La bandièra Cgil Como attira lo sguardo. «Non sopportiamo padroni in ditta, figuriamoci nel sindacato. E poi Epifani non è il padrone della Cgil. Sono 37 anni che faccio il sindacato, l’abbiamo fatto diventare grande noi. E nessuno ci aveva mai chiesto di non portare le nostre bandiere con noi». E insieme agli altri ci tiene a far sapere che sono la rsu del-l’Spt (i trasporti pubblici). Poco più indietro sventolano le scritte «funzione pubblica», con quadri che ironizzano sull’esercizio provvisorio» (se il governo va in crisi) come un modo «di non darci nemmeno quei 101 euro del contratto». Non manca la scuola, e un docente che ci chiede quanti siamo. «Trecentomila, secondo la questura», rispondo.

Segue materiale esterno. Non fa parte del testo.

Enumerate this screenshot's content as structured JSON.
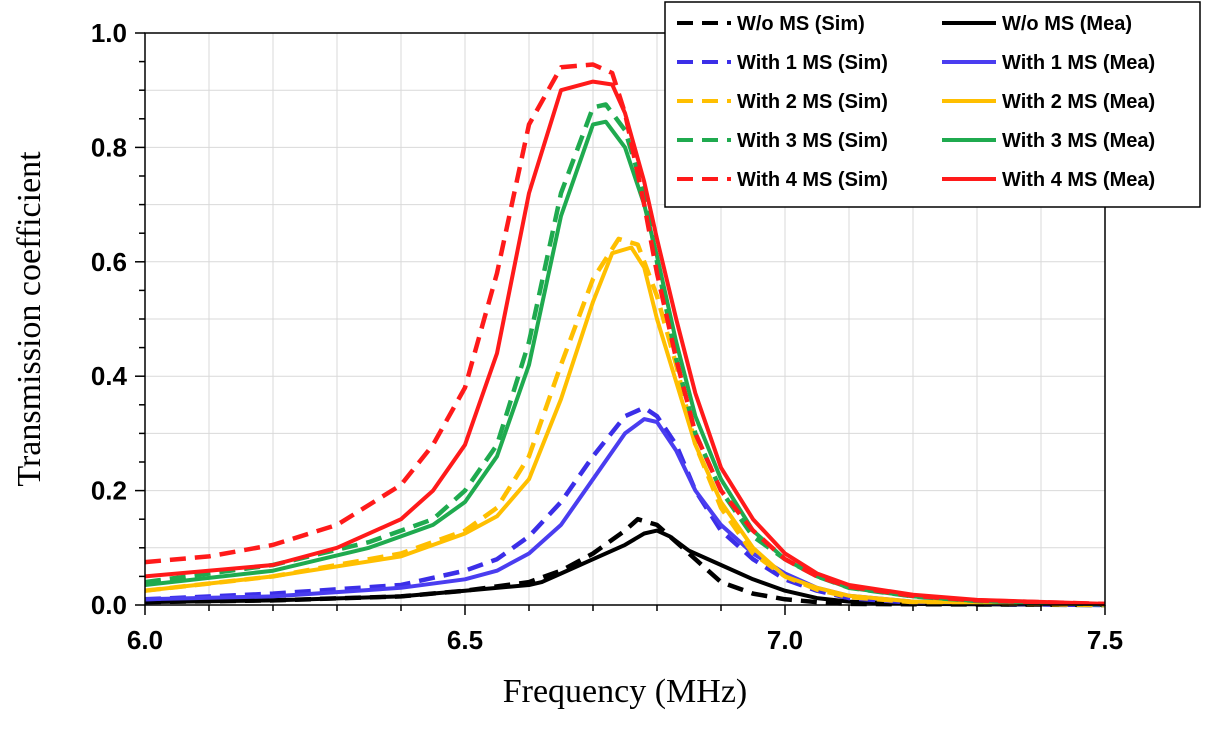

Sorride.
«Secondo la regola aurea fissata per, lo sbarco dei 1.000 a Marsala- quando la questura di Roma stabilì che erano solo 330 – possiamo anche dire di essere un milione». Ah, la storia… Se non la sai, ti sembra sempre tutto «nuovo».
Un delegato di Melfi sta seduto sotto il palco. Ragiona con pacatezza, senza slogan. Ma «quando fai una riforma sociale così importante (il protocollo, ndf) bisogna tener conto del parere dei lavoratori; e quelli che producono la ricchezza hanno detto chiaramente come la pensano». A Melfi il «no» ha avuto ì’80%, anche se la Fiom ha solo il 20. E poi «è riduttivo parlare di ‘aumento della vita media’; per chi sta alla catena non è aumentata per niente». E basta accontentare le imprese, che «vogliono sempre più produttività, aumentando i ritmi». A Melfi «su 5.000 lavoratori ancora giovani, sono più di 1.000 quelli che hanno riportato fin qui limitazioni fisiche». Grazie al Tmc2, il sistema messo sotto inchiesta da Guariniello («in quel processo la Fiat è andata al patteggiamento, che è un’ammissione di colpevolezza»).
Ed è lui a tracciare un po’ il quadro di come vengono viste le «alte sfere» della politica (sindacato compreso) dai lavoratori ieri in piazza. «La Cgil sta cercando di sostenere il governo fin quasi all’estremo. Ma anche se si arrivasse a fine mandato -Mastella permettendo – i lavoratori non voterebbero più quei partiti; e noi resteremmo anche senza quella forza di avanzamento, il sindacato, che ci ha permesso di fare la storia di questo paese». Dopo il corteo di ieri, però, c’è forse qualche margine di risposta in più.